6 de enero, 2020 · Actualidad> Asia> Irán

El regimen iraní alza la bandera roja con su sentido original de «guerra sin cuartel».

Después de sufrir nuevos ataques de Irán a través de sus milicias satélite en Iraq, EEUU anunció que tenía 52 objetivos ya definidos, uno por cada uno de los rehenes de 1979. En respuesta, Irán anunció su salida definitiva del acuerdo nuclear. Hoy, después de que, como venía intentando desde hace meses, el parlamento de Irak votara pedir a su gobierno expulsar del país a las tropas de EEUU, el presidente Trump amenaza los lugares históricos de Irán y adelanta sanciones a Irak si sus tropas se ven finalmente expulsadas. ¿Qué significa esta danza de movimientos diplomáticos, atentados, amenazas y ataques limitados? ¿Es una espiral que acaba en una guerra abierta o un recrudecimiento puntual de una larga y soterrada guerra imperialista?

¿Qué fue la «revolución islámica»?

Teherán, 1979

En 1979, en plena guerra fría, la (mal) llamada «revolución iraní» llevaba al poder al clero chií con el ayatola Jomeini a la cabeza. Era la primera vez que un capital nacional importante escapaba de un bloque imperialista sin entrar inmediatamente en la órbita del otro. En realidad, Irán, un país semi-colonial, vivía desde 1976 un incremento general de la lucha de clases. Las masivas huelgas petroleras contra la represión y las bajadas de salarios, se solapaban con las luchas de la pequeña burguesía rural y el descontento de las clases medias urbanas. La debilidad de la burguesía nacional, encaramada sobre un estado que recurría cada vez más a la represión directa y dependiente casi en exclusiva de una industria petrolera que lo vinculaba a los intereses imperialistas regionales de EEUU y Gran Bretaña, imposibilitaba una renovación creíble del aparato político. Así las cosas, el ascenso político de la pequeña burguesía tuvo desde el principio una doble estrategia:

En primer lugar, descarrilar hacia el «anti-imperialismo» el contenido político de las luchas de los trabajadores, vistiendo de «liberación nacional» y «socialismo» un discurso que prometía el -a todas luces imposible, como se vió luego- desarrollo independiente del capital nacional. En segundo lugar, vincular de una manera u otra, a la única estructura política del estado extendida por todo el territorio y relativamente independiente de la clase dirigente: el clero. De la mezcla de ambas vienen el mejunje del «socialismo islámico» resucitado por el estado cada vez que se ve en jaque desde las fábricas y explotaciones petroleras.
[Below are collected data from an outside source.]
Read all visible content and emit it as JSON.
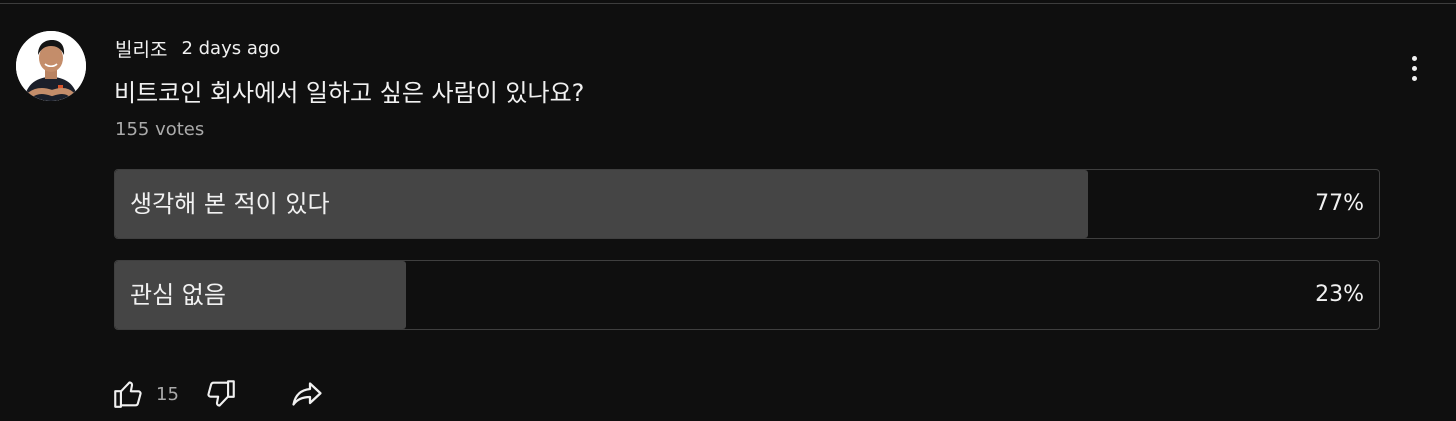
{
  "post": {
    "author": "빌리조",
    "timestamp": "2 days ago",
    "question": "비트코인 회사에서 일하고 싶은 사람이 있나요?",
    "votes": "155 votes",
    "avatar_icon": "person-avatar"
  },
  "poll": {
    "options": [
      {
        "label": "생각해 본 적이 있다",
        "percent_label": "77%",
        "percent": 77
      },
      {
        "label": "관심 없음",
        "percent_label": "23%",
        "percent": 23
      }
    ]
  },
  "actions": {
    "like_count": "15",
    "like_icon": "thumbs-up-icon",
    "dislike_icon": "thumbs-down-icon",
    "share_icon": "share-icon",
    "menu_icon": "more-vertical-icon"
  },
  "colors": {
    "background": "#0f0f0f",
    "bar_fill": "#454545",
    "bar_border": "#3f3f3f",
    "text_primary": "#f1f1f1",
    "text_secondary": "#aaaaaa"
  }
}
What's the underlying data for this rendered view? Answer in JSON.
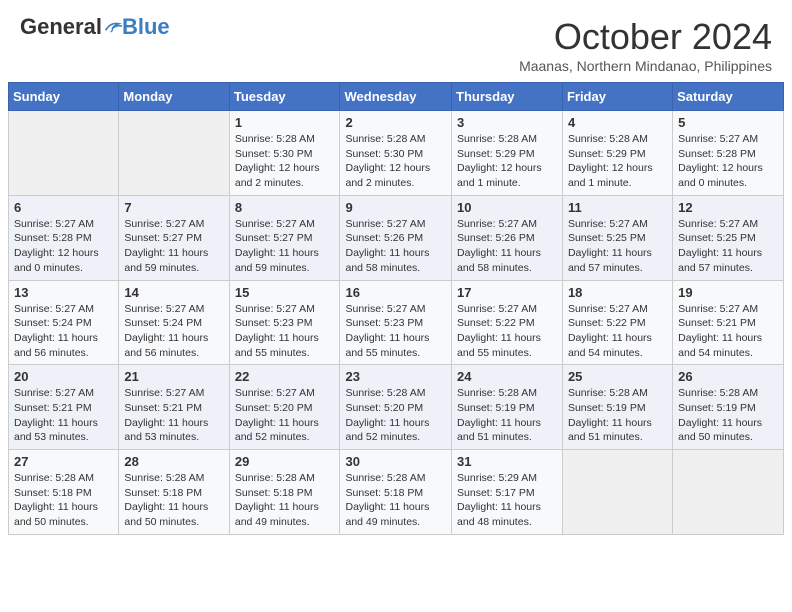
{
  "header": {
    "logo_general": "General",
    "logo_blue": "Blue",
    "month": "October 2024",
    "location": "Maanas, Northern Mindanao, Philippines"
  },
  "days_of_week": [
    "Sunday",
    "Monday",
    "Tuesday",
    "Wednesday",
    "Thursday",
    "Friday",
    "Saturday"
  ],
  "weeks": [
    [
      {
        "day": "",
        "sunrise": "",
        "sunset": "",
        "daylight": ""
      },
      {
        "day": "",
        "sunrise": "",
        "sunset": "",
        "daylight": ""
      },
      {
        "day": "1",
        "sunrise": "Sunrise: 5:28 AM",
        "sunset": "Sunset: 5:30 PM",
        "daylight": "Daylight: 12 hours and 2 minutes."
      },
      {
        "day": "2",
        "sunrise": "Sunrise: 5:28 AM",
        "sunset": "Sunset: 5:30 PM",
        "daylight": "Daylight: 12 hours and 2 minutes."
      },
      {
        "day": "3",
        "sunrise": "Sunrise: 5:28 AM",
        "sunset": "Sunset: 5:29 PM",
        "daylight": "Daylight: 12 hours and 1 minute."
      },
      {
        "day": "4",
        "sunrise": "Sunrise: 5:28 AM",
        "sunset": "Sunset: 5:29 PM",
        "daylight": "Daylight: 12 hours and 1 minute."
      },
      {
        "day": "5",
        "sunrise": "Sunrise: 5:27 AM",
        "sunset": "Sunset: 5:28 PM",
        "daylight": "Daylight: 12 hours and 0 minutes."
      }
    ],
    [
      {
        "day": "6",
        "sunrise": "Sunrise: 5:27 AM",
        "sunset": "Sunset: 5:28 PM",
        "daylight": "Daylight: 12 hours and 0 minutes."
      },
      {
        "day": "7",
        "sunrise": "Sunrise: 5:27 AM",
        "sunset": "Sunset: 5:27 PM",
        "daylight": "Daylight: 11 hours and 59 minutes."
      },
      {
        "day": "8",
        "sunrise": "Sunrise: 5:27 AM",
        "sunset": "Sunset: 5:27 PM",
        "daylight": "Daylight: 11 hours and 59 minutes."
      },
      {
        "day": "9",
        "sunrise": "Sunrise: 5:27 AM",
        "sunset": "Sunset: 5:26 PM",
        "daylight": "Daylight: 11 hours and 58 minutes."
      },
      {
        "day": "10",
        "sunrise": "Sunrise: 5:27 AM",
        "sunset": "Sunset: 5:26 PM",
        "daylight": "Daylight: 11 hours and 58 minutes."
      },
      {
        "day": "11",
        "sunrise": "Sunrise: 5:27 AM",
        "sunset": "Sunset: 5:25 PM",
        "daylight": "Daylight: 11 hours and 57 minutes."
      },
      {
        "day": "12",
        "sunrise": "Sunrise: 5:27 AM",
        "sunset": "Sunset: 5:25 PM",
        "daylight": "Daylight: 11 hours and 57 minutes."
      }
    ],
    [
      {
        "day": "13",
        "sunrise": "Sunrise: 5:27 AM",
        "sunset": "Sunset: 5:24 PM",
        "daylight": "Daylight: 11 hours and 56 minutes."
      },
      {
        "day": "14",
        "sunrise": "Sunrise: 5:27 AM",
        "sunset": "Sunset: 5:24 PM",
        "daylight": "Daylight: 11 hours and 56 minutes."
      },
      {
        "day": "15",
        "sunrise": "Sunrise: 5:27 AM",
        "sunset": "Sunset: 5:23 PM",
        "daylight": "Daylight: 11 hours and 55 minutes."
      },
      {
        "day": "16",
        "sunrise": "Sunrise: 5:27 AM",
        "sunset": "Sunset: 5:23 PM",
        "daylight": "Daylight: 11 hours and 55 minutes."
      },
      {
        "day": "17",
        "sunrise": "Sunrise: 5:27 AM",
        "sunset": "Sunset: 5:22 PM",
        "daylight": "Daylight: 11 hours and 55 minutes."
      },
      {
        "day": "18",
        "sunrise": "Sunrise: 5:27 AM",
        "sunset": "Sunset: 5:22 PM",
        "daylight": "Daylight: 11 hours and 54 minutes."
      },
      {
        "day": "19",
        "sunrise": "Sunrise: 5:27 AM",
        "sunset": "Sunset: 5:21 PM",
        "daylight": "Daylight: 11 hours and 54 minutes."
      }
    ],
    [
      {
        "day": "20",
        "sunrise": "Sunrise: 5:27 AM",
        "sunset": "Sunset: 5:21 PM",
        "daylight": "Daylight: 11 hours and 53 minutes."
      },
      {
        "day": "21",
        "sunrise": "Sunrise: 5:27 AM",
        "sunset": "Sunset: 5:21 PM",
        "daylight": "Daylight: 11 hours and 53 minutes."
      },
      {
        "day": "22",
        "sunrise": "Sunrise: 5:27 AM",
        "sunset": "Sunset: 5:20 PM",
        "daylight": "Daylight: 11 hours and 52 minutes."
      },
      {
        "day": "23",
        "sunrise": "Sunrise: 5:28 AM",
        "sunset": "Sunset: 5:20 PM",
        "daylight": "Daylight: 11 hours and 52 minutes."
      },
      {
        "day": "24",
        "sunrise": "Sunrise: 5:28 AM",
        "sunset": "Sunset: 5:19 PM",
        "daylight": "Daylight: 11 hours and 51 minutes."
      },
      {
        "day": "25",
        "sunrise": "Sunrise: 5:28 AM",
        "sunset": "Sunset: 5:19 PM",
        "daylight": "Daylight: 11 hours and 51 minutes."
      },
      {
        "day": "26",
        "sunrise": "Sunrise: 5:28 AM",
        "sunset": "Sunset: 5:19 PM",
        "daylight": "Daylight: 11 hours and 50 minutes."
      }
    ],
    [
      {
        "day": "27",
        "sunrise": "Sunrise: 5:28 AM",
        "sunset": "Sunset: 5:18 PM",
        "daylight": "Daylight: 11 hours and 50 minutes."
      },
      {
        "day": "28",
        "sunrise": "Sunrise: 5:28 AM",
        "sunset": "Sunset: 5:18 PM",
        "daylight": "Daylight: 11 hours and 50 minutes."
      },
      {
        "day": "29",
        "sunrise": "Sunrise: 5:28 AM",
        "sunset": "Sunset: 5:18 PM",
        "daylight": "Daylight: 11 hours and 49 minutes."
      },
      {
        "day": "30",
        "sunrise": "Sunrise: 5:28 AM",
        "sunset": "Sunset: 5:18 PM",
        "daylight": "Daylight: 11 hours and 49 minutes."
      },
      {
        "day": "31",
        "sunrise": "Sunrise: 5:29 AM",
        "sunset": "Sunset: 5:17 PM",
        "daylight": "Daylight: 11 hours and 48 minutes."
      },
      {
        "day": "",
        "sunrise": "",
        "sunset": "",
        "daylight": ""
      },
      {
        "day": "",
        "sunrise": "",
        "sunset": "",
        "daylight": ""
      }
    ]
  ]
}
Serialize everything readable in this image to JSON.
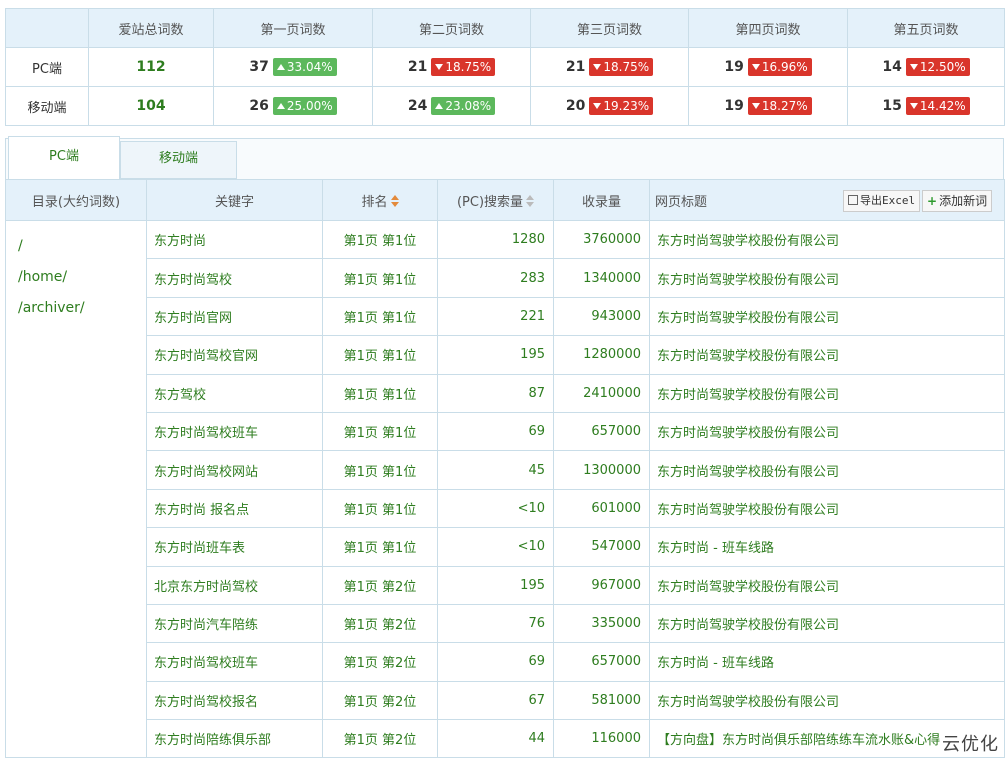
{
  "summary": {
    "headers": [
      "",
      "爱站总词数",
      "第一页词数",
      "第二页词数",
      "第三页词数",
      "第四页词数",
      "第五页词数"
    ],
    "rows": [
      {
        "label": "PC端",
        "total": "112",
        "pages": [
          {
            "count": "37",
            "pct": "33.04%",
            "dir": "up"
          },
          {
            "count": "21",
            "pct": "18.75%",
            "dir": "down"
          },
          {
            "count": "21",
            "pct": "18.75%",
            "dir": "down"
          },
          {
            "count": "19",
            "pct": "16.96%",
            "dir": "down"
          },
          {
            "count": "14",
            "pct": "12.50%",
            "dir": "down"
          }
        ]
      },
      {
        "label": "移动端",
        "total": "104",
        "pages": [
          {
            "count": "26",
            "pct": "25.00%",
            "dir": "up"
          },
          {
            "count": "24",
            "pct": "23.08%",
            "dir": "up"
          },
          {
            "count": "20",
            "pct": "19.23%",
            "dir": "down"
          },
          {
            "count": "19",
            "pct": "18.27%",
            "dir": "down"
          },
          {
            "count": "15",
            "pct": "14.42%",
            "dir": "down"
          }
        ]
      }
    ]
  },
  "tabs": {
    "pc": "PC端",
    "mobile": "移动端"
  },
  "table": {
    "headers": {
      "dir": "目录(大约词数)",
      "keyword": "关键字",
      "rank": "排名",
      "volume": "(PC)搜索量",
      "indexed": "收录量",
      "title": "网页标题"
    },
    "export_label": "导出Excel",
    "add_label": "添加新词",
    "directories": [
      "/",
      "/home/",
      "/archiver/"
    ],
    "rows": [
      {
        "keyword": "东方时尚",
        "rank": "第1页 第1位",
        "volume": "1280",
        "indexed": "3760000",
        "title": "东方时尚驾驶学校股份有限公司"
      },
      {
        "keyword": "东方时尚驾校",
        "rank": "第1页 第1位",
        "volume": "283",
        "indexed": "1340000",
        "title": "东方时尚驾驶学校股份有限公司"
      },
      {
        "keyword": "东方时尚官网",
        "rank": "第1页 第1位",
        "volume": "221",
        "indexed": "943000",
        "title": "东方时尚驾驶学校股份有限公司"
      },
      {
        "keyword": "东方时尚驾校官网",
        "rank": "第1页 第1位",
        "volume": "195",
        "indexed": "1280000",
        "title": "东方时尚驾驶学校股份有限公司"
      },
      {
        "keyword": "东方驾校",
        "rank": "第1页 第1位",
        "volume": "87",
        "indexed": "2410000",
        "title": "东方时尚驾驶学校股份有限公司"
      },
      {
        "keyword": "东方时尚驾校班车",
        "rank": "第1页 第1位",
        "volume": "69",
        "indexed": "657000",
        "title": "东方时尚驾驶学校股份有限公司"
      },
      {
        "keyword": "东方时尚驾校网站",
        "rank": "第1页 第1位",
        "volume": "45",
        "indexed": "1300000",
        "title": "东方时尚驾驶学校股份有限公司"
      },
      {
        "keyword": "东方时尚 报名点",
        "rank": "第1页 第1位",
        "volume": "<10",
        "indexed": "601000",
        "title": "东方时尚驾驶学校股份有限公司"
      },
      {
        "keyword": "东方时尚班车表",
        "rank": "第1页 第1位",
        "volume": "<10",
        "indexed": "547000",
        "title": "东方时尚 - 班车线路"
      },
      {
        "keyword": "北京东方时尚驾校",
        "rank": "第1页 第2位",
        "volume": "195",
        "indexed": "967000",
        "title": "东方时尚驾驶学校股份有限公司"
      },
      {
        "keyword": "东方时尚汽车陪练",
        "rank": "第1页 第2位",
        "volume": "76",
        "indexed": "335000",
        "title": "东方时尚驾驶学校股份有限公司"
      },
      {
        "keyword": "东方时尚驾校班车",
        "rank": "第1页 第2位",
        "volume": "69",
        "indexed": "657000",
        "title": "东方时尚 - 班车线路"
      },
      {
        "keyword": "东方时尚驾校报名",
        "rank": "第1页 第2位",
        "volume": "67",
        "indexed": "581000",
        "title": "东方时尚驾驶学校股份有限公司"
      },
      {
        "keyword": "东方时尚陪练俱乐部",
        "rank": "第1页 第2位",
        "volume": "44",
        "indexed": "116000",
        "title": "【方向盘】东方时尚俱乐部陪练练车流水账&心得"
      }
    ]
  },
  "watermark": "云优化",
  "colors": {
    "green_text": "#2e7d1f",
    "header_bg": "#e4f1fa",
    "border": "#c9dde8",
    "badge_up": "#5cb85c",
    "badge_down": "#d9352b"
  }
}
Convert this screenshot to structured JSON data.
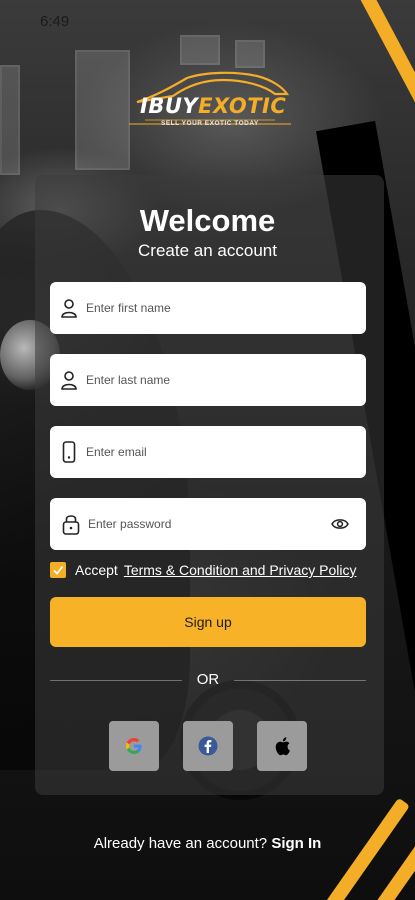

Visto en perspectiva, el clero chií era la única fuerza del estado capaz de remozar el estado de arriba a abajo en defensa del capital nacional por la sencilla razón de conformar un aparato propio y masivo extendido por todo el territorio. Un aparato con una estructura inmensa y una ideología machacada durante siglos entre la pequeña burguesía rural que le dotaba de una capacidad de movilización de la que no disponía ninguna fuerza política urbana de la pequeña burguesía ni ningún otro aparato del estado.

La iglesia mahometana, hoy una de las más obtusas y reaccionarias del mundo, cuenta en todo el país con: 80.000 mezquitas, 1.200 ayatollhas ordinarios y otros de jerarquía alta, los oznas, [además de] 160.000 mollahs, especie de curas. Suponiendo modestamente que los mollahs puedan poner en danza una media de 20 personas, entre familiares y fanáticos chiitas, la multiplicación arroja 3.200.000 sujetos como fuerza manifestante, encuadradora y policiaca. Población, 35.000.000.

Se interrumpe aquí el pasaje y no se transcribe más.